Chromatin-stimulated microtubule assembly occurs through a RanGTP/Tpx2-dependent pathway in which release of the spindle assembly factor Tpx2 from importins around condensed chromatin by the small GTPase Ran results in the recruitment of AurA [12,41,42], which phosphorylates the γ-tubulin ring complex adaptor NEDD1 [43], and the microtubule binding protein HURP[44], promoting microtubule nucleation. Once the bipolar spindle forms, this Tpx2-associated pool of AurA redistributes along the spindle microtubules [45]. In contrast, the role of AurA in centrosome maturation and centrosome-driven spindle assembly is independent of Tpx2 [12], and instead involves recruitment of AurA to the centrosome by the centrosomal scaffolding protein Cep192 [46], as well as interactions with other proteins such as Ajuba [47]. Subsequent phosphorylation of the microtubule stabilizing protein TACC3 by activated centrosomal AurA is a key step in promoting efficient microtubule nucleation at centrosomes [48,49].
Considerable effort has been invested in dissecting the mechanisms governing activation of the two mitotic pools of AurA localized to the spindle and to the centrosome. The emerging consensus is that the centrosomal pool of AurA is activated by autophosphorylation on residue T288 in the activation loop, whereas the spindle microtubule-associated pool is instead allosterically activated by the interaction with Tpx2. Specifically, the binding of AurA to Cep192 drives AurA oligomerization, autophosphorylation and activation at centrosomes [46,50], although the molecular mechanism of autophosphorylation has been controversial [51,52]. The Cep192/AurA interaction is required for centrosomes to function as microtubule organizing centers, and Cep192 itself is essential for both centrosome maturation and spindle assembly in C. elegans and human cells [53,54]. After autophosphorylation of AurA, the interaction with Cep192 appears to become dispensable, as phosphorylated AurA can promote microtubule assembly at the centrosome even if displaced from Cep192 [46]. In contrast, Tpx2-associated AurA appears to function largely independently of phosphorylation on T288. Although Tpx2 can stimulate AurA autophosphorylation in vitro [55], RanGTP-stimulated microtubule assembly does not seem to drive efficient AurA autophosphorylation under physiological conditions [46], and a T288A mutant of AurA does not impair this specific pathway, but does block the centrosomal functions of AurA [56]. In support of this, numerous studies using phosphospecific antibodies against T288 have observed that while AurA protein is localized both to the centrosomes and to the microtubules of bipolar spindles, T288-phosphorylated AurA is only observed at the centrosomes [18,46,56,57]. The phosphatase PP6 has been shown to be important for maintaining Tpx2-associated AurA in the unphosphorylated state [58].
Collectively, these studies point to the existence of two largely independent activation pathways for AurA in mitotic cells.
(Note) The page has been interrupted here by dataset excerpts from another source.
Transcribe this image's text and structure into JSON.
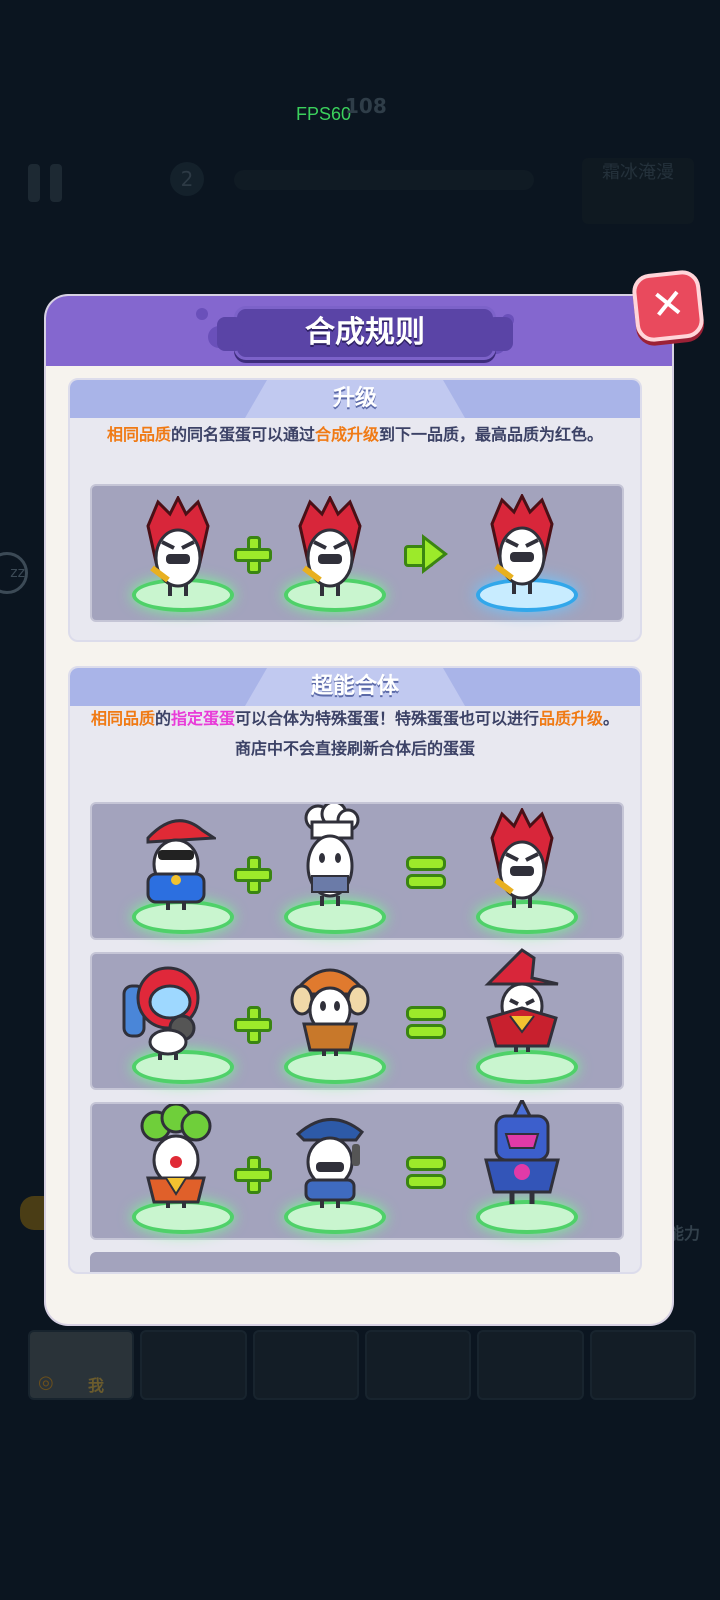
{
  "hud": {
    "fps": "FPS60",
    "coins": "108",
    "level": "2",
    "mode": "霜冰淹漫",
    "slot_label": "我",
    "right_label": "能力",
    "side_badge": "zz"
  },
  "dialog": {
    "title": "合成规则",
    "close_icon": "close-icon"
  },
  "upgrade": {
    "title": "升级",
    "desc_hl1": "相同品质",
    "desc_t1": "的同名蛋蛋可以通过",
    "desc_hl2": "合成升级",
    "desc_t2": "到下一品质，最高品质为红色。",
    "recipe": [
      "red-demon-egg",
      "red-demon-egg",
      "red-demon-egg"
    ]
  },
  "fusion": {
    "title": "超能合体",
    "desc_hl1": "相同品质",
    "desc_t1": "的",
    "desc_hl2": "指定蛋蛋",
    "desc_t2": "可以合体为特殊蛋蛋！特殊蛋蛋也可以进行",
    "desc_hl3": "品质升级",
    "desc_t3": "。",
    "desc_line2": "商店中不会直接刷新合体后的蛋蛋",
    "recipes": [
      [
        "rapper-egg",
        "chef-egg",
        "red-demon-egg"
      ],
      [
        "diver-egg",
        "pilot-egg",
        "wizard-egg"
      ],
      [
        "clown-egg",
        "police-egg",
        "robot-egg"
      ]
    ]
  },
  "colors": {
    "header": "#8467cf",
    "section_header": "#a9b4e8",
    "card": "#a3a3bd",
    "highlight_orange": "#f07a14",
    "highlight_pink": "#e83bd8",
    "plus_green": "#9cea2a",
    "close_red": "#e94a5d"
  }
}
This view is consistent with recent work showing that AurA can be activated independently by Tpx2 or by phosphorylation on T288 by up to ∼100-fold in vitro [36,51,52,59]. Together, they support an emerging picture that the tight coupling of PIF pocket engagement and activation loop phosphorylation that operates in the AGC-family kinases has been largely lost in AurA, where these two regulatory inputs operate more independently. Surprisingly, this decoupling can be traced to a unique feature of the active site of AurA.
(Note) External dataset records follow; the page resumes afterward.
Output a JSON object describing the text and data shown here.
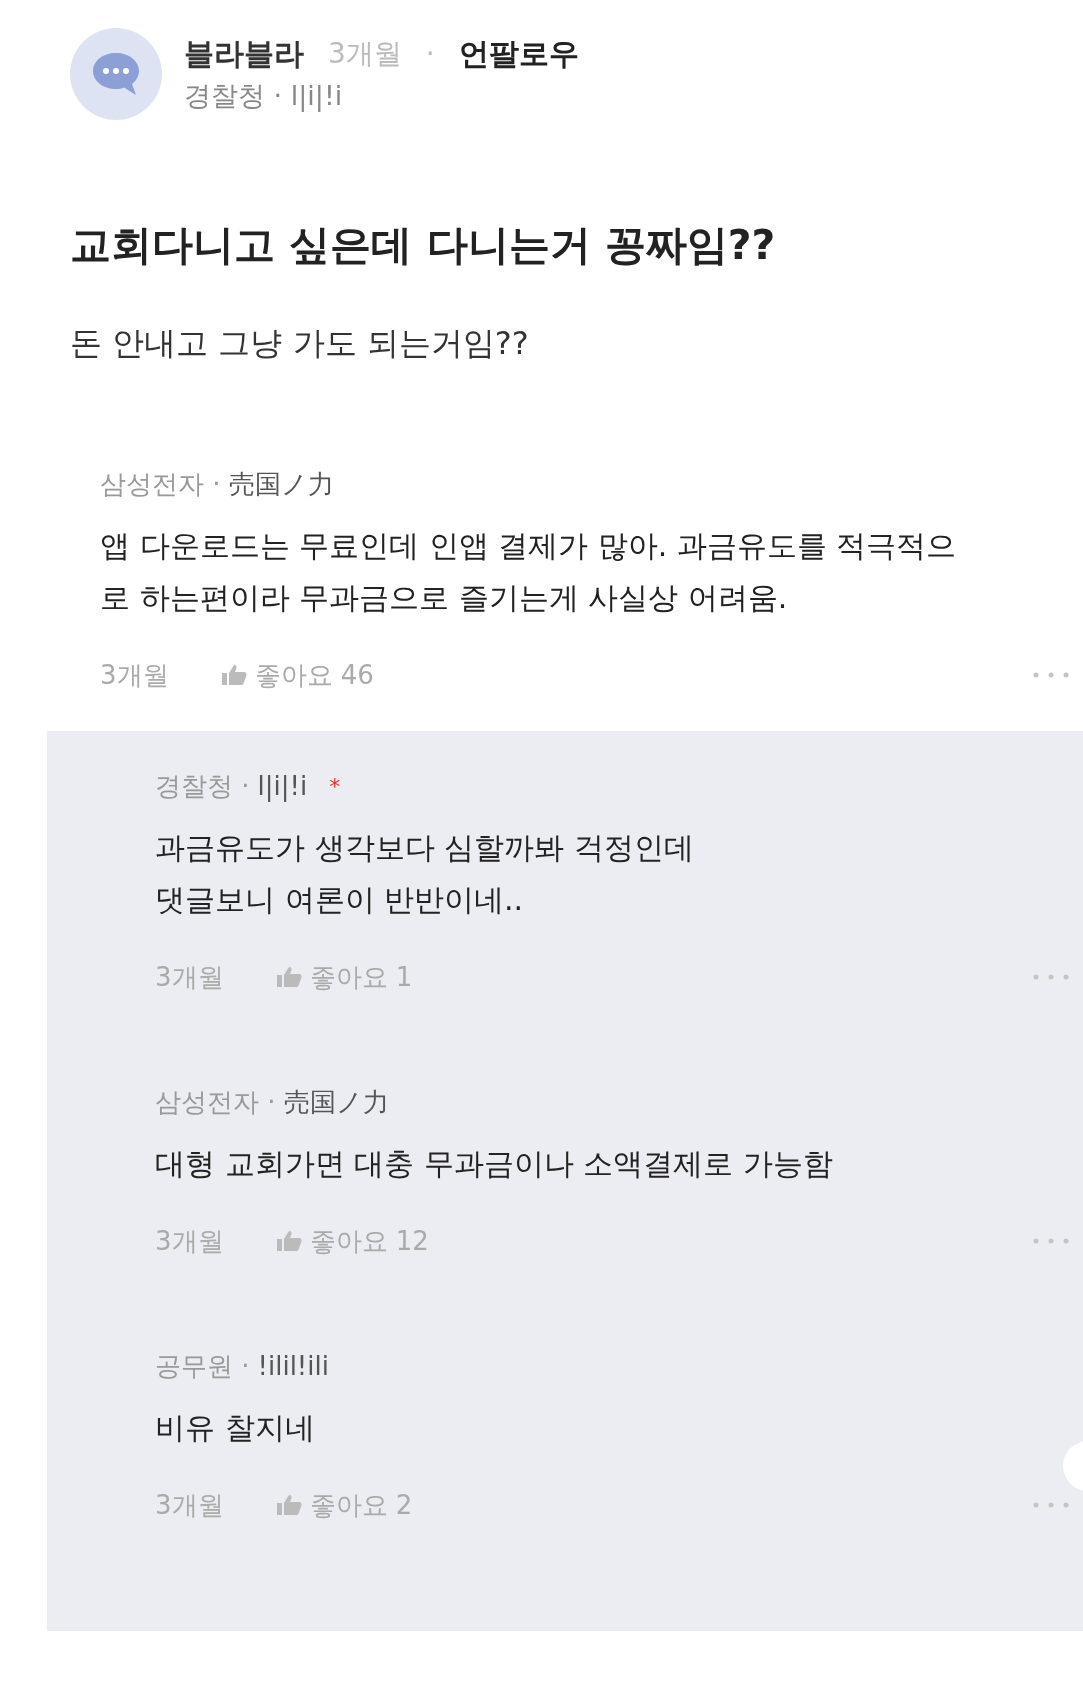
{
  "post": {
    "author": "블라블라",
    "time": "3개월",
    "separator": "·",
    "follow": "언팔로우",
    "meta": "경찰청 · l|i|!i",
    "title": "교회다니고 싶은데 다니는거 꽁짜임??",
    "body": "돈 안내고 그냥 가도 되는거임??"
  },
  "comment": {
    "company": "삼성전자 ·",
    "nickname": "売国ノ力",
    "lines": [
      "앱 다운로드는 무료인데 인앱 결제가 많아. 과금유도를 적극적으",
      "로 하는편이라 무과금으로 즐기는게 사실상 어려움."
    ],
    "time": "3개월",
    "likes": "좋아요 46",
    "replies": [
      {
        "company": "경찰청 ·",
        "nickname": "l|i|!i",
        "author_mark": "*",
        "lines": [
          "과금유도가 생각보다 심할까봐 걱정인데",
          "댓글보니 여론이 반반이네.."
        ],
        "time": "3개월",
        "likes": "좋아요 1"
      },
      {
        "company": "삼성전자 ·",
        "nickname": "売国ノ力",
        "lines": [
          "대형 교회가면 대충 무과금이나 소액결제로 가능함"
        ],
        "time": "3개월",
        "likes": "좋아요 12"
      },
      {
        "company": "공무원 ·",
        "nickname": "!ilil!ili",
        "lines": [
          "비유 찰지네"
        ],
        "time": "3개월",
        "likes": "좋아요 2"
      }
    ]
  }
}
A water-mediated allosteric network in the active site allows AurA to be activated independently by either Tpx2 binding or phosphorylation on T288
A central feature of activated protein kinases is the assembly of an interlocked network of hydrophobic amino acids, termed the regulatory spine, that stabilizes the active conformation of the kinase domain [60,61]. The regulatory spine consists of one residue from the N-terminal β-sheet, a residue on the αC-helix, the phenylalanine residue of the catalytic Asp-Phe-Gly (DFG) motif, and an additional residue in the C-lobe (Figure 2A). The assembly of the spine locks the N- and C-lobes of the kinase together, trapping the DFG motif between them in a catalytically competent conformation in which the DFG Asp residue can co-ordinate Mg–ATP (Figure 2A, right panel). In the autoinhibited states of protein kinases, this structure is usually disassembled to block kinase activity, either by rearrangements of the DFG motif, or by movements of the αC-helix, or by both [25].
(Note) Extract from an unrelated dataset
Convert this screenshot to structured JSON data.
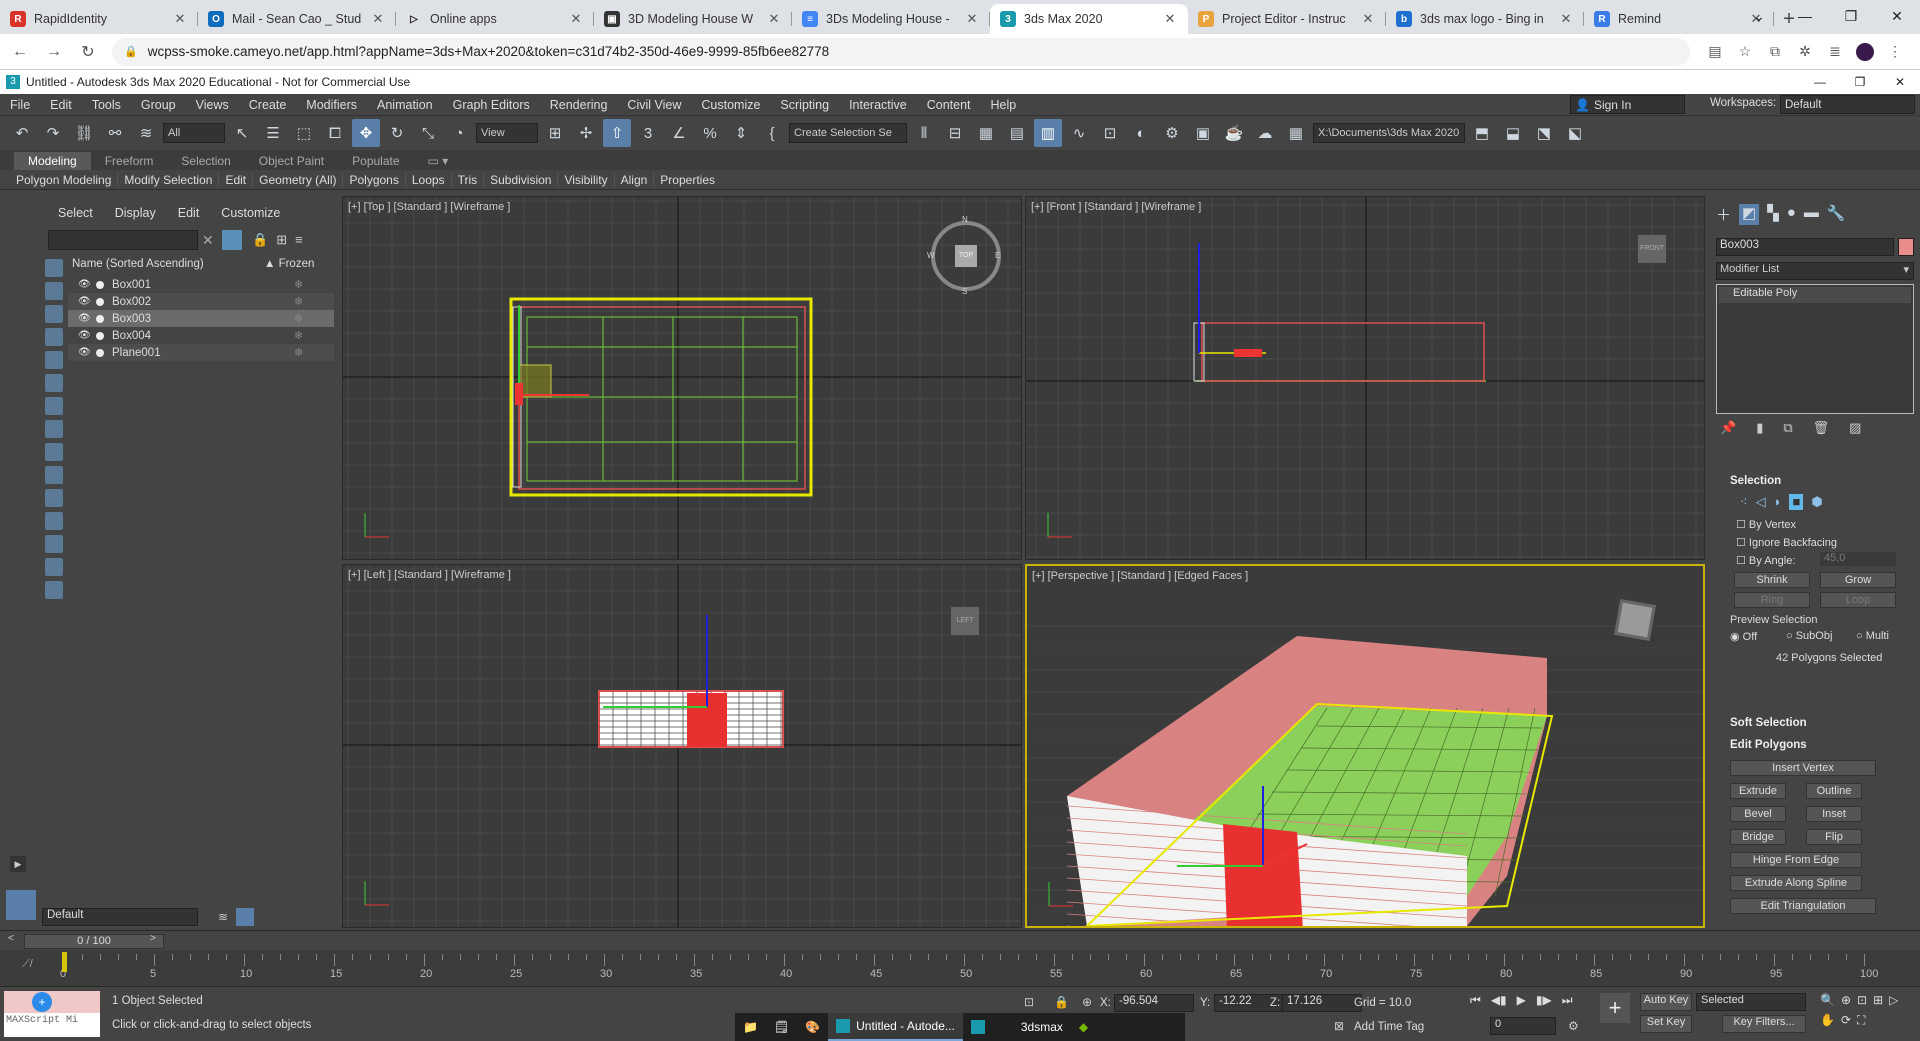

A salient feature of the regulatory spine is its high degree of hydrophobicity. However, in the Aurora kinases, the regulatory spine residue emanating from the αC-helix, referred to here as the αC spine residue, is instead a polar glutamine residue (Figure 2B), in contrast with the leucine or methionine residues found at this position in >75% of all ePKs (Figure 2C). This highly unusual glutamine is conserved in the Aurora kinases of all eukaryotes, including yeast Ipl1, suggesting that it plays an important functional role unique to this subfamily.
It was recently shown that the αC spine glutamine residue, Q185 in human AurA, mediates an extensive network of hydrogen-bonding interactions with ordered water molecules in the active site (Figure 2D), interconnecting the αC-helix, the DFG motif and the catalytically important Glu-Lys salt bridge [36]. Molecular dynamics simulations showed that this water network is surprisingly stable, with the same water molecules remaining bound in a similar configuration for up to 100 ns in simulations, in contrast with the picosecond correlation times typical of interfacial water molecules. Interestingly, the inclusion of a Tpx2 fragment bound to AurA in the simulations was found to stabilize both the water network and the αC-helix itself, and this effect required the Q185 sidechain. This suggested that the water network constitutes an allosteric pathway for communicating the binding of Tpx2, through the αC-helix and Q185 residue, to the active site. Indeed, in subsequent experiments, substitution of Q185 with hydrophobic residues, including replacement with the leucine and methionine residues found in most other kinases (see Figure 2C), was found to severely impair the activation of AurA by Tpx2 binding or phosphorylation. Interestingly, the activity of the mutant enzymes could be rescued by activating them with both Tpx2 and phosphorylation simultaneously. Thus, the replacement of Q185 with a canonical hydrophobic αC spine residue appears to revert AurA to a more AGC kinase-like state in which both regulatory inputs (αC-helix docking and activation loop phosphorylation) are simultaneously required for activation. This suggests that the enhanced coupling of the αC-helix to the active site mediated by Q185 may have emerged in an early ancestral Aurora kinase as a way to uncouple αC-docking and activation loop phosphorylation from one another and repurpose them for independent activation pathways.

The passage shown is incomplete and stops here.